Ich mit anderen zu Gott

Ich mit anderen zu Gott

Brauche ich überhaupt andere – kann ich meinen Weg nicht alleine gehen?

In der nebenstehenden Bibelstelle erfahren Hirten von der Geburt des Heilands. Ein Hirte hätte vielleicht gedacht: “Alles dummes Zeug”, Phantastereien oder auch nur: “O Gott, was für ein Traum”. Aber dadurch, dass es mehrere waren, konnten sie ihre Erfahrungen abgleichen und dann losziehen.
Auch nachdem sie Jesus gesehen hatten, mussten sie darüber reden. Der Weg ist kein einsamer und funktioniert auch nicht ausschließlich alleine.

Es gibt viele Gemeinschaften, manche mehr verbindlich, wie z.B. Orden, Klöster oder Kommunitäten, die konfessionell sind oder konfessionsübergreifend, diese können nicht alle hier dargestellt werden.
Neben den bekannten Kommunitäten z.B. Taizé, Michaelsbruderschaft, iona-community oder auch VIA CORDIS gibt es auch kleine Gemeinschaften wie Hauskreise, Betgruppen, Lebenswortgruppen, etc.

Der buddhistische Zen-Meister Thich Nhat Hanh schrieb einmal (sinngemäß): “Du kannst überall Mönch sein, auch im Puff. Aber besser ist es, du bist es im Kloster.”

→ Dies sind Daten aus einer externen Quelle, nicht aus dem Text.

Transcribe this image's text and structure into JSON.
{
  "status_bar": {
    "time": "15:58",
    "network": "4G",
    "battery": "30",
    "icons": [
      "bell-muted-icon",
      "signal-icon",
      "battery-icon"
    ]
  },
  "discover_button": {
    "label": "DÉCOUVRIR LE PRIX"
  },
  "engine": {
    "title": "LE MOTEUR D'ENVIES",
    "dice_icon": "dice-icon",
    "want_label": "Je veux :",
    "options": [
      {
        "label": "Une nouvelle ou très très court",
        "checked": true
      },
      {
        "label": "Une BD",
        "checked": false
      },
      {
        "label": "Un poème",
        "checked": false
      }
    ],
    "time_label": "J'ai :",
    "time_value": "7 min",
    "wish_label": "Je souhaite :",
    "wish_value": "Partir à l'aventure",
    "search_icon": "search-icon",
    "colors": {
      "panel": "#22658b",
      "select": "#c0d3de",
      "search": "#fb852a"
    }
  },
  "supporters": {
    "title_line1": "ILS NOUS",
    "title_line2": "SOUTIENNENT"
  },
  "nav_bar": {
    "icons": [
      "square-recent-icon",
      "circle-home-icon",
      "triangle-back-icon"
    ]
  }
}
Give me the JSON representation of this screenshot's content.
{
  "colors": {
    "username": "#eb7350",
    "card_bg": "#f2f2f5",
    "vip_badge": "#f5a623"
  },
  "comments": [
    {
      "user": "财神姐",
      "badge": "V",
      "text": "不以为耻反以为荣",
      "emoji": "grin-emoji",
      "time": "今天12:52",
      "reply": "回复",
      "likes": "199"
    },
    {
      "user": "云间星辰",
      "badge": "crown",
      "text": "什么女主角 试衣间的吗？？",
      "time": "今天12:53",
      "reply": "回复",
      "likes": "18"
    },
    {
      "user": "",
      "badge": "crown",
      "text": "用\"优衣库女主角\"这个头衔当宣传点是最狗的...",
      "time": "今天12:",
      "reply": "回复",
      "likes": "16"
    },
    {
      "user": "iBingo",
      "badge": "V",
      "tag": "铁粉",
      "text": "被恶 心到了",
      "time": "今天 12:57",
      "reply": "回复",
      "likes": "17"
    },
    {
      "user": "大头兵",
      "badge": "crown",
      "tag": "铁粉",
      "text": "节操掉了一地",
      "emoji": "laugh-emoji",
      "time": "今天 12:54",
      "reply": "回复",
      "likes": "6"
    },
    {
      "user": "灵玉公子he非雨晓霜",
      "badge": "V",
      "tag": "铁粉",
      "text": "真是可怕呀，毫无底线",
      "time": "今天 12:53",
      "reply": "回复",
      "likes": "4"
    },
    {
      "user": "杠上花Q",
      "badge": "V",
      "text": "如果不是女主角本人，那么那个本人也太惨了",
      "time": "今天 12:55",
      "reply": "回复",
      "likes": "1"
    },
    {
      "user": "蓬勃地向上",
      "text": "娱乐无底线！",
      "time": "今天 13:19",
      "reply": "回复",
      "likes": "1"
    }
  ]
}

Egal, für welche Gruppe Sie sich oder Du Dich entscheidest, egal, welche Gruppe Sie oder Du gründest – wichtig ist bei allen Gruppen der gegenseitige Respekt vor dem Lebens- und Glaubensweg des /der anderen. Auseinandersetzung – ja. Anderen zu sagen, dass dies oder das der einzige Weg ist – nein danke. (siehe auch: spiritueller Missbrauch)

Aber es gibt nicht nur die Möglichkeit des Redens – ich kann auch Gott näherkommen bzw. meinen Weg zu Gott finden durch gemeinschaftlichen Tanzen, Musik, Singen, Einkehrtagen, Meditieren, essen,  etc.
“Wenn zwei oder drei in meinem Namen zusammen sind, bin ich mitten unter ihnen.” spricht Jesus (Matthäus18,20)

Hirten Gemälde 1834 von Friedrich Oliver

Und es waren Hirten in derselben Gegend auf dem Felde bei den Hürden, die hüteten des Nachts ihre Herde. Und der Engel des Herrn trat zu ihnen, und die Klarheit des Herrn leuchtete um sie; und sie fürchteten sich sehr. Und der Engel sprach zu ihnen: “Fürchtet euch nicht! Siehe, ich verkündige euch große Freude, die allem Volk widerfahren wird; denn euch ist heute der Heiland geboren, welcher ist Christus, der Herr, in der Stadt Davids. Und das habt zum Zeichen: Ihr werdet finden das Kind in Windeln gewickelt und in einer Krippe liegen.” Und alsbald war da bei dem Engel die Menge der himmlischen Heerscharen, die lobten Gott und sprachen: “Ehre sei Gott in der Höhe und Friede auf Erden bei den Menschen seines Wohlgefallens.” Und als die Engel von ihnen gen Himmel fuhren, sprachen die Hirten untereinander: Lasst uns nun gehen nach Bethlehem und die Geschichte sehen, die da geschehen ist, die uns der Herr kundgetan hat.